Wherever funding came from (yeah, I know the esteemed planning board wasn’t behind this, the zoo is state-funded) this plain old sucks on several levels. One, yeah I used to watch that show, "Meerkat Manor," with a certain special somebody who is now dead, so now I’m wikked depressed.
Two, more living creatures are forced to live in Stoneham. If they make Flower parade around Town Day and sell subscriptions to the Stoneham Independent, I’m never visiting the arena or theatre ever again, not even to cut across as a shortcut to Melrose. My short stint as editor of the Stoneham Sun wasn’t exactly fruitful, though my expose on gay sex late at night at the Sheepfold off the Fells could have won a NEPA.

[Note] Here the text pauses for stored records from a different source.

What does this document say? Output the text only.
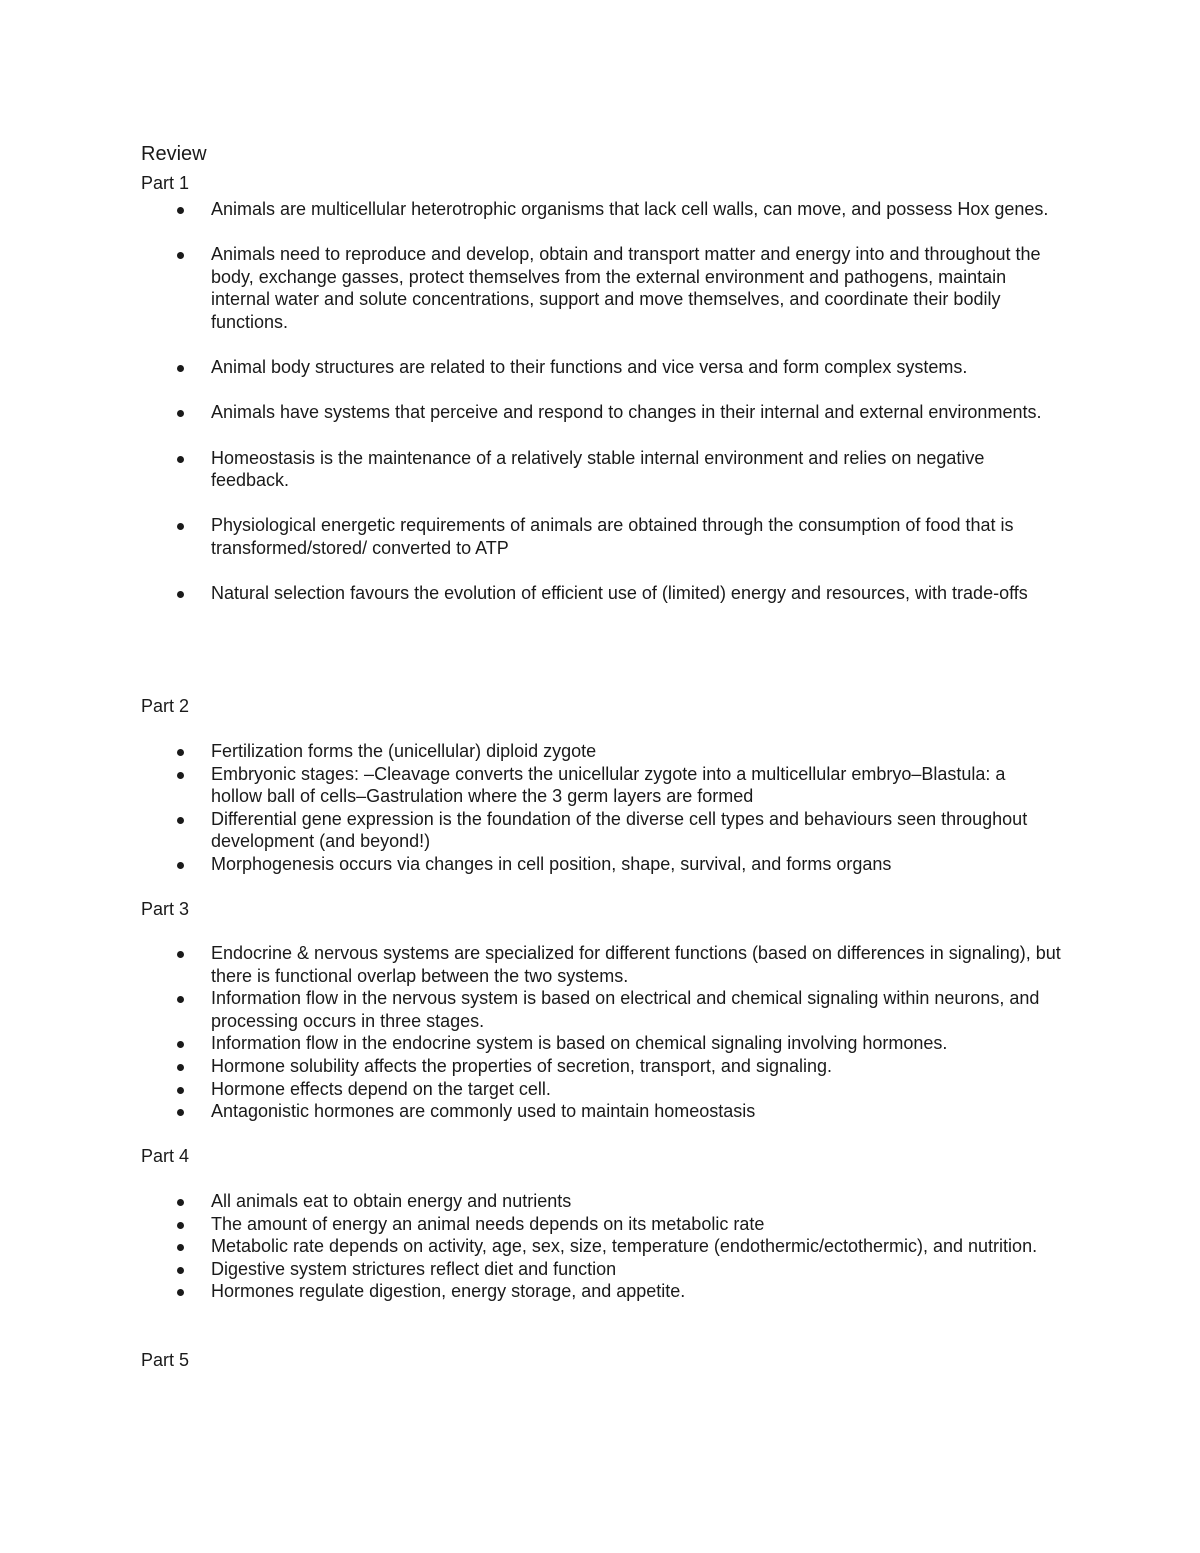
Review
Part 1
Animals are multicellular heterotrophic organisms that lack cell walls, can move, and possess Hox genes.
Animals need to reproduce and develop, obtain and transport matter and energy into and throughout the body, exchange gasses, protect themselves from the external environment and pathogens, maintain internal water and solute concentrations, support and move themselves, and coordinate their bodily functions.
Animal body structures are related to their functions and vice versa and form complex systems.
Animals have systems that perceive and respond to changes in their internal and external environments.
Homeostasis is the maintenance of a relatively stable internal environment and relies on negative feedback.
Physiological energetic requirements of animals are obtained through the consumption of food that is transformed/stored/ converted to ATP
Natural selection favours the evolution of efficient use of (limited) energy and resources, with trade-offs
Part 2
Fertilization forms the (unicellular) diploid zygote
Embryonic stages: –Cleavage converts the unicellular zygote into a multicellular embryo–Blastula: a hollow ball of cells–Gastrulation where the 3 germ layers are formed
Differential gene expression is the foundation of the diverse cell types and behaviours seen throughout development (and beyond!)
Morphogenesis occurs via changes in cell position, shape, survival, and forms organs
Part 3
Endocrine & nervous systems are specialized for different functions (based on differences in signaling), but there is functional overlap between the two systems.
Information flow in the nervous system is based on electrical and chemical signaling within neurons, and processing occurs in three stages.
Information flow in the endocrine system is based on chemical signaling involving hormones.
Hormone solubility affects the properties of secretion, transport, and signaling.
Hormone effects depend on the target cell.
Antagonistic hormones are commonly used to maintain homeostasis
Part 4
All animals eat to obtain energy and nutrients
The amount of energy an animal needs depends on its metabolic rate
Metabolic rate depends on activity, age, sex, size, temperature (endothermic/ectothermic), and nutrition.
Digestive system strictures reflect diet and function
Hormones regulate digestion, energy storage, and appetite.
Part 5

Anyway, so yeah, I’m on the fence about this. My love of meerkats predates the lame ass show – When it first aired, my mother elatedly called me and said "There’s a show about your favorite animal! You’re always ahead of the trends, Michael!" Of course, I loved meerkats around the age of 14, before I aged onward and gravitated to other, more mythically enchanted creatures like giant squids and teenage pussy.
If I go see the meerkats, I’ll think of the dead ex. If I go to the Stone Zoo, I’ll think of someone else, a person who I went to the zoo often with, many times as a late-Sunday afternoon pit stop from Salem. But I’d really like to see some motherfucking meerkats. Why does everything come with ghosts? Do I need to live in Vladivostok to get some tabula rasa up in this piece?
The zoos in New England suck cold dry shit out of a dead dog’s ass, and I’ve often lamented why the Hub of the Universe doesn’t have a giant animal park, instead settling for a zoo in a halfway house town with a mini-Route 1 cutting through it and another "park" bordering the most dangerous areas of Boston. (That park only has a giraffe and camel, anyway. You’re better off looking for wildlife off Blue Hill Avenue.)
I wish I didn’t see that sign in 93, and I wish the Stone Zoo didn’t have meerkats. The website said they came from San Diego, so I’m sure they’re stoked as shit being holed up around here for the fall. Let me tell you, that koala bear they had a few years ago didn’t seem to like his concrete cell, and wasn’t buying the tree mirage painted on the walls. Dude was pissed. But then again, koalas don’t really haul ass like meerkats do.